Bug 2024347

Summary:	glibc: Optional sched_getcpu acceleration using rseq
Product:	Red Hat Enterprise Linux 9	Reporter:	Jeremy Linton (ARM) <jlinton>
Component:	glibc	Assignee:	Florian Weimer <fweimer>
Status:	CLOSED ERRATA	QA Contact:	Sergey Kolosov <skolosov>
Severity:	unspecified	Docs Contact:	mtimar
Priority:	unspecified
Version:	9.0	CC:	ashankar, codonell, dj, fweimer, gfialova, jeremy.linton, jvaldez, mnewsome, mtimar, pfrankli, sipoyare
Target Milestone:	rc	Keywords:	FutureFeature, Patch, Triaged
Target Release:	---
Hardware:	All
OS:	Linux
Whiteboard:
Fixed In Version:	glibc-2.34-19.el9	Doc Type:	Enhancement
Doc Text:	.`sched_getcpu` implementation can now, optionally, use `rseq` (restartable sequences) to improve performance on the 64-bit ARM architectures and other architectures The previous implementation of `sched_getcpu` on the 64-bit ARM architectures uses the `getcpu` system call, which is too slow for efficient use in most parallel algorithms. Other architectures use vDSO (virtual dynamic shared object) acceleration to work around this. Implementing `sched_getcpu` using `rseq` greatly improves performance on the 64-bit ARM architectures. Other architectures see a slight improvement. To configure `sched_getcpu` to use `rseq`, set the `GLIBC_TUNABLES=glibc.pthread.rseq=1` environment variable: ---- # GLIBC_TUNABLES=glibc.pthread.rseq=1 # export GLIBC_TUNABLES ----	Story Points:	---
Clone Of:		Environment:
Last Closed:	2022-05-17 15:48:51 UTC	Type:	Enhancement
Regression:	---	Mount Type:	---
Documentation:	---	CRM:
Verified Versions:		Category:	---
oVirt Team:	---	RHEL 7.3 requirements from Atomic Host:
Cloudforms Team:	---	Target Upstream Version:
Embargoed:
Bug Depends On:	2030872
Bug Blocks:	1877135

Description Jeremy Linton (ARM) 2021-11-17 21:57:51 UTC

Description of problem: Some applications (mysql for example) rely heavily on sched_getcpu() which on arm traps to a full blown syscall rather than depending on the vdso or some other fairly fast mechanism. This is causing performance problems not present on other architectures.

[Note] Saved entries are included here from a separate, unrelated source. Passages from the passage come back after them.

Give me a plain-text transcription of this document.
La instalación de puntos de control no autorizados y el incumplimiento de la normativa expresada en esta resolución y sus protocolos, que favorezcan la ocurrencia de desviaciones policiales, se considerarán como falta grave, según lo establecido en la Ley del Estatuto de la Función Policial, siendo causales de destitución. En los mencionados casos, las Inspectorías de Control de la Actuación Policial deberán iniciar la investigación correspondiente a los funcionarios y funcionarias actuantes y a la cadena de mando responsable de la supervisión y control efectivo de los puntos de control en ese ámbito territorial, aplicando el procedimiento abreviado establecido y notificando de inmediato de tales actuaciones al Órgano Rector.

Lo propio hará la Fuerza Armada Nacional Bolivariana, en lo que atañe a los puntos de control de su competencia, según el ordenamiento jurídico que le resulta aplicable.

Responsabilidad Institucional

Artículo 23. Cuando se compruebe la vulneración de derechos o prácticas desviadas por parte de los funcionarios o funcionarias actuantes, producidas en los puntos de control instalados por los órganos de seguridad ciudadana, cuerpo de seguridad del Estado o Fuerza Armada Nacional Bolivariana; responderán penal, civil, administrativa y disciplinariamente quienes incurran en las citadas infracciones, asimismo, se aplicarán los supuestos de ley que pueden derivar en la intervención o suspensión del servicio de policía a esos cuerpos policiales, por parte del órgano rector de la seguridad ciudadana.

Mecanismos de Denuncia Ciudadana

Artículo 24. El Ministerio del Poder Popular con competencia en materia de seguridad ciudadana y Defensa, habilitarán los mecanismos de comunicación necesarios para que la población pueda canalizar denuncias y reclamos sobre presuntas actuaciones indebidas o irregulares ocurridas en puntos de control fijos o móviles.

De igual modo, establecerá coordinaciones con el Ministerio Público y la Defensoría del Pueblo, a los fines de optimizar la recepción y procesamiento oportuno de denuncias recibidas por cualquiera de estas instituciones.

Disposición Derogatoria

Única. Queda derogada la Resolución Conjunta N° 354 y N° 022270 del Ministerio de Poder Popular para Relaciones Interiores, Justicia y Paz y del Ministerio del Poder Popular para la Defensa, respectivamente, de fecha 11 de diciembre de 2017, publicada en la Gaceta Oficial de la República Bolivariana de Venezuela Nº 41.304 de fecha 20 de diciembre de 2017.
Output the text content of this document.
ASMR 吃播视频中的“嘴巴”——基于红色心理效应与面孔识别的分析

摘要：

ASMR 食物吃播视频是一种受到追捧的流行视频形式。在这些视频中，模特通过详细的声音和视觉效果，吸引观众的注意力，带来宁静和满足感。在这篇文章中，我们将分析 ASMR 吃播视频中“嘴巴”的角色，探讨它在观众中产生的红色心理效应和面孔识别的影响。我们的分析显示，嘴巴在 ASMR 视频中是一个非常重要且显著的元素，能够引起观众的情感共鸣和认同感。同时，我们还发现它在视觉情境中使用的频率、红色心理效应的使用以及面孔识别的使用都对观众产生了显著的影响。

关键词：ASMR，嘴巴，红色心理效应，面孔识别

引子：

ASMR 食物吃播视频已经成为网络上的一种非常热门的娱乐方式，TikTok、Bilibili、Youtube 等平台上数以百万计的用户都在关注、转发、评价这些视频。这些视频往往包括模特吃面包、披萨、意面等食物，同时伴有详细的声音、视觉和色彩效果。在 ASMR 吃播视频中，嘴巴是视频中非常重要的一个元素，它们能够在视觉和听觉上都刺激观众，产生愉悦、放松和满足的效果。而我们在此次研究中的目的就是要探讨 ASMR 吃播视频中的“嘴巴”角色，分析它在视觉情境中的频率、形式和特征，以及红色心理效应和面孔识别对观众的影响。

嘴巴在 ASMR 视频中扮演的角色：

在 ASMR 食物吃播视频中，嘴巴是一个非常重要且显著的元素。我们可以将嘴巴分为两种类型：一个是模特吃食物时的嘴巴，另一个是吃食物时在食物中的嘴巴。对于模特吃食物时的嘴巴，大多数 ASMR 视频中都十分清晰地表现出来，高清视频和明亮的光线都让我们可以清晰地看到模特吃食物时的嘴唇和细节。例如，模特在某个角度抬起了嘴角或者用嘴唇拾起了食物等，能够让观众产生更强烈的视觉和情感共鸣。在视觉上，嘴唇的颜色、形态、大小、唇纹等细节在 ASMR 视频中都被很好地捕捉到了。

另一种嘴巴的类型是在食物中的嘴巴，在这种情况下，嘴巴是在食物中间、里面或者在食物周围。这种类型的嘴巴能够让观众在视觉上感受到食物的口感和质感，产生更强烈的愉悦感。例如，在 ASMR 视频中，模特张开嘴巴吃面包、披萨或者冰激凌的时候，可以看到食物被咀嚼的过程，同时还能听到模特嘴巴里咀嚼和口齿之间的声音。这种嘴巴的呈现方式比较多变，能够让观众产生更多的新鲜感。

Following conversations between arm/redhat glibc developers the possibility was presented of fixing rseq() for use in this case and back porting a fix.


Version-Release number of selected component (if applicable): glibc-2.34


Expected results:

Lower overhead in class of applications depending on sched_getcpu()

Comment 1 Florian Weimer 2021-11-18 10:18:56 UTC

I've started an upstream discussion:

Bringing rseq back into glibc
https://sourceware.org/pipermail/libc-alpha/2021-November/133221.html

Comment 2 Florian Weimer 2021-12-06 20:41:00 UTC

I've posted patches:

[PATCH 0/5] Extensible rseq support for glibc
https://sourceware.org/pipermail/libc-alpha/2021-December/133656.html

Comment 3 Florian Weimer 2021-12-09 23:14:28 UTC

The upstream patches have been integrated, and I believe we have fixed the regression.

Jeremy, would you be able to arrange for performance tests once we have a test build?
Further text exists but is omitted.